If your risk appetite is low and you want to boost your income, research various investment options and choose an instrument that offers guaranteed returns as opposed to one with fluctuating returns.
You can consider low-risk investment options such as Fixed Deposits from Bajaj Finance. They give you FD interest rates of up to 8.75% when you start a cumulative FD for at least 36 months, or up to 9.10% if you are a senior citizen opting for a cumulative FD for at least 36 months. Additionally, a minimum deposit of Rs.25,000 and a flexible tenor from 12 to 60 months allows you to invest as per your needs.
Take a closer look at FDs and other low-risk investment options in India that you can consider if safety is your utmost priority.
Public Provident Fund (PPF)
PPF is one of the most trusted long-term, low-risk investment options in India.

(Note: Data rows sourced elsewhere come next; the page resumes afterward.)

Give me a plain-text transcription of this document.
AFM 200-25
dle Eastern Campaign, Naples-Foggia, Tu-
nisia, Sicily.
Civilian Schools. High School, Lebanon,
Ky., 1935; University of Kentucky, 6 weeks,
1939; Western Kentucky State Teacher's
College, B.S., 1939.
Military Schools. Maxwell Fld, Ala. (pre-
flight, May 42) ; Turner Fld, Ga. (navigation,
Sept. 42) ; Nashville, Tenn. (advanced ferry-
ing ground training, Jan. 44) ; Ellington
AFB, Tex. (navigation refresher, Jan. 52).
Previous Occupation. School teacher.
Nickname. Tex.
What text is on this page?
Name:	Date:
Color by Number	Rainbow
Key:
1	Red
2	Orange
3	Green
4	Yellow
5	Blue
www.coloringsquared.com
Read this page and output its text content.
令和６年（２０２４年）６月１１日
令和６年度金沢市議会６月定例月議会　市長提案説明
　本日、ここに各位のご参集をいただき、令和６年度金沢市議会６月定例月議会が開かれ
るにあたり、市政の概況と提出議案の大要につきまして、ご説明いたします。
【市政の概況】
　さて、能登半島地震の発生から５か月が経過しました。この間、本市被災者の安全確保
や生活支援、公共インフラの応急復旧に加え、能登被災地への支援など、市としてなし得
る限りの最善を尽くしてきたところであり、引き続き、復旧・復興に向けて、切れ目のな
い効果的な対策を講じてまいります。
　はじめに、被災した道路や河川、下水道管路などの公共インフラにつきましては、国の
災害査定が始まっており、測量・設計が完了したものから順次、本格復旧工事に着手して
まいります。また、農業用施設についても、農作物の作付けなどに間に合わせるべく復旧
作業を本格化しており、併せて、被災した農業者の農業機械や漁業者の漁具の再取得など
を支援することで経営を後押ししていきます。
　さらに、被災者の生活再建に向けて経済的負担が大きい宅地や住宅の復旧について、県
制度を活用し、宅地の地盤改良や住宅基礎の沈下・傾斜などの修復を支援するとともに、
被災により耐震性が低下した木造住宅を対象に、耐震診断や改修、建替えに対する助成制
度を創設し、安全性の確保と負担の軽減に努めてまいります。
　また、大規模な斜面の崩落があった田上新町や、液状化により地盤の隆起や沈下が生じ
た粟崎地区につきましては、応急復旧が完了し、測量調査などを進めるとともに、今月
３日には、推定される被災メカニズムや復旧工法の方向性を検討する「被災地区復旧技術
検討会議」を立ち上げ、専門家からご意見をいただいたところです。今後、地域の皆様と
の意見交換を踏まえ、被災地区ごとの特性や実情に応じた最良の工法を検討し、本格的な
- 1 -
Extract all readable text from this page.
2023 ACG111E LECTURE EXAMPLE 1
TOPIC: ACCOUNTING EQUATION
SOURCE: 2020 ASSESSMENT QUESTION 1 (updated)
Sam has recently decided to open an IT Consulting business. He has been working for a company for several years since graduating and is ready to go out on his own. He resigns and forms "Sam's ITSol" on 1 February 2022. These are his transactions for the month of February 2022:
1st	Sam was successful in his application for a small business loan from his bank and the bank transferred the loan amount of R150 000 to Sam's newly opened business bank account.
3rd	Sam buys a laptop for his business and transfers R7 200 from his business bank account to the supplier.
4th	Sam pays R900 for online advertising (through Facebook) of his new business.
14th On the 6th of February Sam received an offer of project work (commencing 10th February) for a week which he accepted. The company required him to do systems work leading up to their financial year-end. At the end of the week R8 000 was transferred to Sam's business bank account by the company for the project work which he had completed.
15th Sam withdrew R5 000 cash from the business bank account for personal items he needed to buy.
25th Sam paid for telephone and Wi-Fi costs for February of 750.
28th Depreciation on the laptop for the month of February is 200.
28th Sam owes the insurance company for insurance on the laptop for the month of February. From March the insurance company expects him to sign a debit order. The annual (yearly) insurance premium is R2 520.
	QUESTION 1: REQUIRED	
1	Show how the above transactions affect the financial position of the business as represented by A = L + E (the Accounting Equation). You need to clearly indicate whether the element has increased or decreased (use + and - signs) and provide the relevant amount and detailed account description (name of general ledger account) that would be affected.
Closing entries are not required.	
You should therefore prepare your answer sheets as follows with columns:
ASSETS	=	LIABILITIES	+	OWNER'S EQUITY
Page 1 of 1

What makes it a safe choice is the fact that it is backed by the government and hence is sure to offer you returns as promised. PPF also offers you tax savings on the interest earned and maturity amount. You can invest a minimum amount of Rs.500 and maximum of Rs.1.5 lakh. However, you need to remember that you cannot make more than 12 contributions in a financial year towards your PPF. The current rate of interest stands at 8%.
Post Office Monthly Income Scheme (POMIS)
As the name suggests this investment option offers monthly payouts. It is also a low-risk instrument as it is a government initiative. The maximum investment amount is Rs.4.5 lakh for a single account and Rs.9 lakh for a joint account. The maturity period for a Post Office Monthly Income Scheme is five years and currently offers interest at the rate of 8.5% per annum, making it a good low-risk, mid-term investment option.
Fixed deposits are one of the safest investment options that can you can wield to grow your savings, especially if you’re already using recurring deposits or a savings account. Apart from a high rate of interest you have the option to choose between a cumulative and non-cumulative fixed deposit. In the case of the former, the interest benefits from compounding and you get the entire amount on maturity.
However, when you choose a non-cumulative FD you can get regular payouts at intervals of your choice that can be monthly, quarterly, semi-annually or annually. You can use an Fixed Deposit ratecalculator to check your final maturity amount and invest accordingly.
Certificate of Deposit (CD)
CDs guarantee you a return at a specific interest rate over a fixed term which could be two weeks, six months, one year or three years depending on what you choose and the type of financial institution you invest with. Withdrawing money before the term ends results in you having to pay penalty charges so take a moment to assess your needs before you invest. CDs are low-risk like savings accounts and are a great way to save up for a big-ticket purchase or a near-future goal. The minimum amount that you have to invest in a CD is Rs.1 lakh and the maturity can extend up to 3 years (if you choose a financial institution).
With these investment options you can slowly and steadily build a corpus to secure your future without taking on any risk.